17 August 2022

By Imam Dr. A. Rashied Omar

During the final week of November 2021, we were greeted with the unwelcome news of the discovery of yet another new and even more infectious variant of the Coronavirus which has been dubbed Omicron.

While at this time the Covid-19 infection numbers and related deaths in our country are relatively low, we are anxiously expecting a fourth wave to affect us during the next few weeks coinciding with the summer holiday season. In light of these latest developments we should not become weary of the almost two-year old Covid-19 pandemic but continue to be vigilant and comply with the necessary protocols. We also once again advise everyone to persevere in encouraging your family and friends to get vaccinated if they have not already done so.

While we feel a deep sense of sadness as a result of our loss and isolation during this unprecedented pandemic, as conscientious Muslims and responsible citizens we should also feel vindicated that we took and continue to take all the necessary precautions to safeguard ourselves and fellow citizens from the highly contagious Covid-19 virus in order to save lives and lessen human suffering.

Our motto and watchword should be that the Covid-19 pandemic calls for an extraordinary response. In order to prevent life-threatening harm, there can be no half measures.

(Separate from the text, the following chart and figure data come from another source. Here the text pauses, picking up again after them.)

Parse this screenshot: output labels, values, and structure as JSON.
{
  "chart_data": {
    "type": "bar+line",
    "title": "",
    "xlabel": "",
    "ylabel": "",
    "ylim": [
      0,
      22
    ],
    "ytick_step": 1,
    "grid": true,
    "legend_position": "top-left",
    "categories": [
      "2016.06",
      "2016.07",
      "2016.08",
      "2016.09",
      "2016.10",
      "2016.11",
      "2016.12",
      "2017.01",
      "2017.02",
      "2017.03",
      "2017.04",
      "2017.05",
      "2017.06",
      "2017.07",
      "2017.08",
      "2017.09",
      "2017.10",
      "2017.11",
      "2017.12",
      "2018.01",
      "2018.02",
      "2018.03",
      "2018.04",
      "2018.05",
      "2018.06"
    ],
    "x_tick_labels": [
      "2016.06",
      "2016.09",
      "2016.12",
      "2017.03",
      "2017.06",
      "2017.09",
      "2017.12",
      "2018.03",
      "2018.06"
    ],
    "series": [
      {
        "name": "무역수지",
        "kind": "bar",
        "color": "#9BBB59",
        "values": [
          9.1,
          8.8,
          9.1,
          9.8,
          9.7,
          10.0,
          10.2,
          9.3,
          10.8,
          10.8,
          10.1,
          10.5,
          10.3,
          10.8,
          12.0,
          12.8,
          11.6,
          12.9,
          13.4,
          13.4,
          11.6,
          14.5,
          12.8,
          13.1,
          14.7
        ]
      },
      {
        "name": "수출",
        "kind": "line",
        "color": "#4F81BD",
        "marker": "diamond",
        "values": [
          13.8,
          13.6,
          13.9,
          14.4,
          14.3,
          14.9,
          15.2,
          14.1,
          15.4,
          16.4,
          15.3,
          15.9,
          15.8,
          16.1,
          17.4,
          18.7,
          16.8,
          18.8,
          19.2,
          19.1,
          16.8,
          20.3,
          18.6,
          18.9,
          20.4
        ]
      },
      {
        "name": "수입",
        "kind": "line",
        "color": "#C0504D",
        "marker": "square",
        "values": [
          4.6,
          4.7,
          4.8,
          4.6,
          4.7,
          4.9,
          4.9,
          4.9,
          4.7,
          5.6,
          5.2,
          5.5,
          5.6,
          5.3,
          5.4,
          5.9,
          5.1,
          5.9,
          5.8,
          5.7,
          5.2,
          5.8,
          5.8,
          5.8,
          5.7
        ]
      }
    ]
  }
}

Such an unequivocal response to the prevention of harm is strongly supported by the well-known Islamic legal maxim known in usul al-fiqh as “al-darar yuzal” meaning harm must be removed. This legal maxim compels Muslims to do their utmost to recognize and remove harm (darar) and leaves no justification for ignoring or tolerating harm in their midst. By taking the vaccine we are living up to this legal maxim. By being vaccinated we are contributing towards the fight to mitigate the harm of ongoing transmission of the SARS-CoV2 virus in our community. We must thus continue to encourage those who are still hesitant, to get vaccinated, and join us in this global challenge to curb the ongoing spread and mutation of this virus.

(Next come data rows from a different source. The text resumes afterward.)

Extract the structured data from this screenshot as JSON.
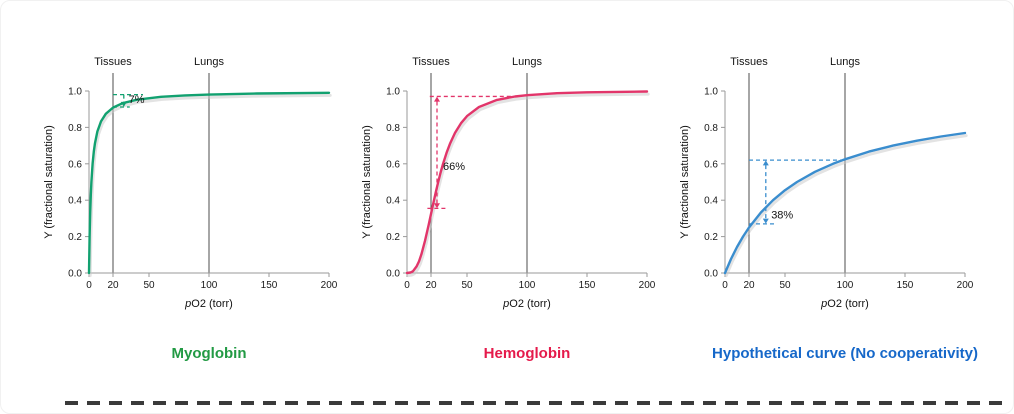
{
  "page": {
    "background": "#ffffff"
  },
  "chart_data": [
    {
      "type": "line",
      "title": "Myoglobin",
      "title_color": "#229a44",
      "color": "#12a170",
      "xlabel": "pO2 (torr)",
      "ylabel": "Y (fractional saturation)",
      "xlim": [
        0,
        200
      ],
      "ylim": [
        0,
        1
      ],
      "xticks": [
        0,
        20,
        50,
        100,
        150,
        200
      ],
      "yticks": [
        0,
        0.2,
        0.4,
        0.6,
        0.8,
        1
      ],
      "grid": false,
      "legend": "none",
      "reference_lines": [
        {
          "label": "Tissues",
          "x": 20
        },
        {
          "label": "Lungs",
          "x": 100
        }
      ],
      "annotation": {
        "label": "7%",
        "arrow_x": 29,
        "y_top": 0.98,
        "y_bottom": 0.912,
        "top_span": [
          20,
          45
        ],
        "bottom_span": [
          20,
          34
        ],
        "label_x": 33,
        "label_y": 0.935,
        "arrows": "down"
      },
      "points": [
        [
          0,
          0
        ],
        [
          0.5,
          0.2
        ],
        [
          1,
          0.333
        ],
        [
          1.5,
          0.429
        ],
        [
          2,
          0.5
        ],
        [
          3,
          0.6
        ],
        [
          4,
          0.667
        ],
        [
          5,
          0.714
        ],
        [
          7,
          0.778
        ],
        [
          10,
          0.833
        ],
        [
          14,
          0.875
        ],
        [
          20,
          0.909
        ],
        [
          28,
          0.933
        ],
        [
          40,
          0.952
        ],
        [
          60,
          0.968
        ],
        [
          80,
          0.976
        ],
        [
          100,
          0.98
        ],
        [
          140,
          0.986
        ],
        [
          200,
          0.99
        ]
      ]
    },
    {
      "type": "line",
      "title": "Hemoglobin",
      "title_color": "#e51a4b",
      "color": "#e2356a",
      "xlabel": "pO2 (torr)",
      "ylabel": "Y (fractional saturation)",
      "xlim": [
        0,
        200
      ],
      "ylim": [
        0,
        1
      ],
      "xticks": [
        0,
        20,
        50,
        100,
        150,
        200
      ],
      "yticks": [
        0,
        0.2,
        0.4,
        0.6,
        0.8,
        1
      ],
      "grid": false,
      "legend": "none",
      "reference_lines": [
        {
          "label": "Tissues",
          "x": 20
        },
        {
          "label": "Lungs",
          "x": 100
        }
      ],
      "annotation": {
        "label": "66%",
        "arrow_x": 25,
        "y_top": 0.97,
        "y_bottom": 0.355,
        "top_span": [
          19,
          90
        ],
        "bottom_span": [
          17,
          33
        ],
        "label_x": 30,
        "label_y": 0.565,
        "arrows": "both"
      },
      "points": [
        [
          0,
          0
        ],
        [
          3,
          0.003
        ],
        [
          5,
          0.01
        ],
        [
          8,
          0.036
        ],
        [
          10,
          0.064
        ],
        [
          12,
          0.103
        ],
        [
          15,
          0.177
        ],
        [
          18,
          0.263
        ],
        [
          20,
          0.324
        ],
        [
          22,
          0.385
        ],
        [
          24,
          0.444
        ],
        [
          26,
          0.5
        ],
        [
          28,
          0.552
        ],
        [
          30,
          0.599
        ],
        [
          33,
          0.661
        ],
        [
          36,
          0.713
        ],
        [
          40,
          0.77
        ],
        [
          45,
          0.823
        ],
        [
          50,
          0.862
        ],
        [
          60,
          0.912
        ],
        [
          75,
          0.951
        ],
        [
          90,
          0.97
        ],
        [
          100,
          0.977
        ],
        [
          125,
          0.988
        ],
        [
          150,
          0.993
        ],
        [
          200,
          0.997
        ]
      ]
    },
    {
      "type": "line",
      "title": "Hypothetical curve (No cooperativity)",
      "title_color": "#1668c9",
      "color": "#3a8dce",
      "xlabel": "pO2 (torr)",
      "ylabel": "Y (fractional saturation)",
      "xlim": [
        0,
        200
      ],
      "ylim": [
        0,
        1
      ],
      "xticks": [
        0,
        20,
        50,
        100,
        150,
        200
      ],
      "yticks": [
        0,
        0.2,
        0.4,
        0.6,
        0.8,
        1
      ],
      "grid": false,
      "legend": "none",
      "reference_lines": [
        {
          "label": "Tissues",
          "x": 20
        },
        {
          "label": "Lungs",
          "x": 100
        }
      ],
      "annotation": {
        "label": "38%",
        "arrow_x": 34,
        "y_top": 0.62,
        "y_bottom": 0.27,
        "top_span": [
          20,
          100
        ],
        "bottom_span": [
          20,
          42
        ],
        "label_x": 38.5,
        "label_y": 0.3,
        "arrows": "both"
      },
      "points": [
        [
          0,
          0
        ],
        [
          5,
          0.077
        ],
        [
          10,
          0.143
        ],
        [
          15,
          0.2
        ],
        [
          20,
          0.25
        ],
        [
          30,
          0.333
        ],
        [
          40,
          0.4
        ],
        [
          50,
          0.455
        ],
        [
          60,
          0.5
        ],
        [
          75,
          0.556
        ],
        [
          90,
          0.6
        ],
        [
          100,
          0.625
        ],
        [
          120,
          0.667
        ],
        [
          140,
          0.7
        ],
        [
          160,
          0.727
        ],
        [
          180,
          0.75
        ],
        [
          200,
          0.769
        ]
      ]
    }
  ]
}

The principle on which this legal maxim is founded is reflected in several Qur’anic verses (2:231; 2:233). It is, however, in the well-known prophetic tradition (hadith) recorded in the authentic collections of Ibn Majah and Al-Daraqutni and reported by the companion Abu Sa`id al-Khudhri (may Allah be pleased with him) that this Islamic legal maxim finds its clearest support. The Prophet Muhammad (may Allah’s everlasting peace and blessings be upon him) is reported to have proclaimed: “Let there be no Harm, nor reciprocating Harm”

While the pandemic has wrought immense loss and trauma on the world, it has also compelled us to pause and reset almost every aspect of our lives which we have come to take for granted. It would thus be a travesty if we do not seize this moment to critically reflect on our lives at a personal and social level, both locally and globally.

I pray that as we move forward in these last weeks of the Gregorian year 2021 we will find comfort and solace in the safety of our families and homes and will emerge in the New Year 2022 spiritually revitalized to take on the new challenges of life with greater vigor and moral fortitude. Allahumma Amin.